Un logement est considéré comme insalubre lorsque son état est particulièrement dégradé présentant des risques pour la sécurité de ses habitants et celle des voisins. L’insalubrité du logement s’analyse au regard de certains critères d’évaluation comme l’éclairement naturel des pièces et la structure du logement. Il y a également les facteurs de risques spécifiques tels que la présence de toxiques. On considère également l’humidité et l’aération des pièces ainsi que l’entretien des lieux. Le logement est dit insalubre si ces paramètres présentent des désordres.

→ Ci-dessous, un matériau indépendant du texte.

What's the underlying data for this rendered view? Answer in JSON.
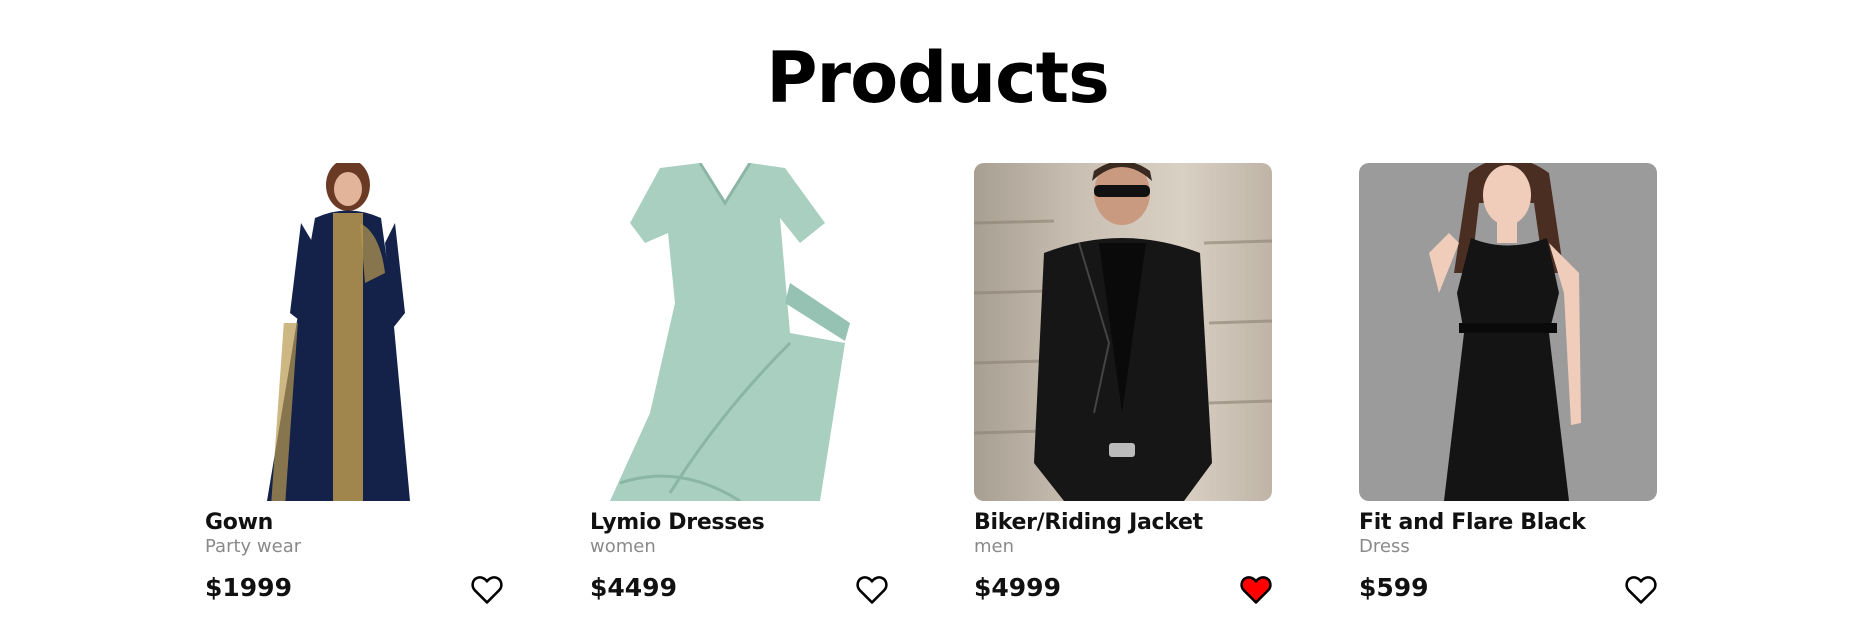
{
  "page": {
    "title": "Products"
  },
  "colors": {
    "favorite_active": "#ff0000",
    "category_text": "#8a8a8a"
  },
  "products": [
    {
      "name": "Gown",
      "category": "Party wear",
      "price": "$1999",
      "favorited": false,
      "image": "navy-gown-photo"
    },
    {
      "name": "Lymio Dresses",
      "category": "women",
      "price": "$4499",
      "favorited": false,
      "image": "mint-wrap-dress-photo"
    },
    {
      "name": "Biker/Riding Jacket",
      "category": "men",
      "price": "$4999",
      "favorited": true,
      "image": "leather-jacket-photo"
    },
    {
      "name": "Fit and Flare Black",
      "category": "Dress",
      "price": "$599",
      "favorited": false,
      "image": "black-dress-photo"
    }
  ]
}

Obligation d’effectuer des travaux

Le propriétaire est contraint d’exécuter les travaux de rénovation dans le délai prescrit dans l’arrêté. La loi ALUR du 24 mars 2014 stipule que le propriétaire est obligé d’effectuer ce type de travaux en établissant la faisabilité d’une astreinte. Selon l’arrêté, le propriétaire est dans l’obligation de payer une astreinte d’un montant maximum de 1 000 € par jour de retard. À noter qu’il ne peut pas dépasser la somme totale de 50 000 €. Il faut aussi savoir que le préfet peut faire réaliser les travaux d’office, et ce, aux frais du propriétaire. Le règlement d’une astreinte ne constitue pas un obstacle pour le déroulement des travaux d’office. Les montants des travaux et de l’astreinte vont se cumuler.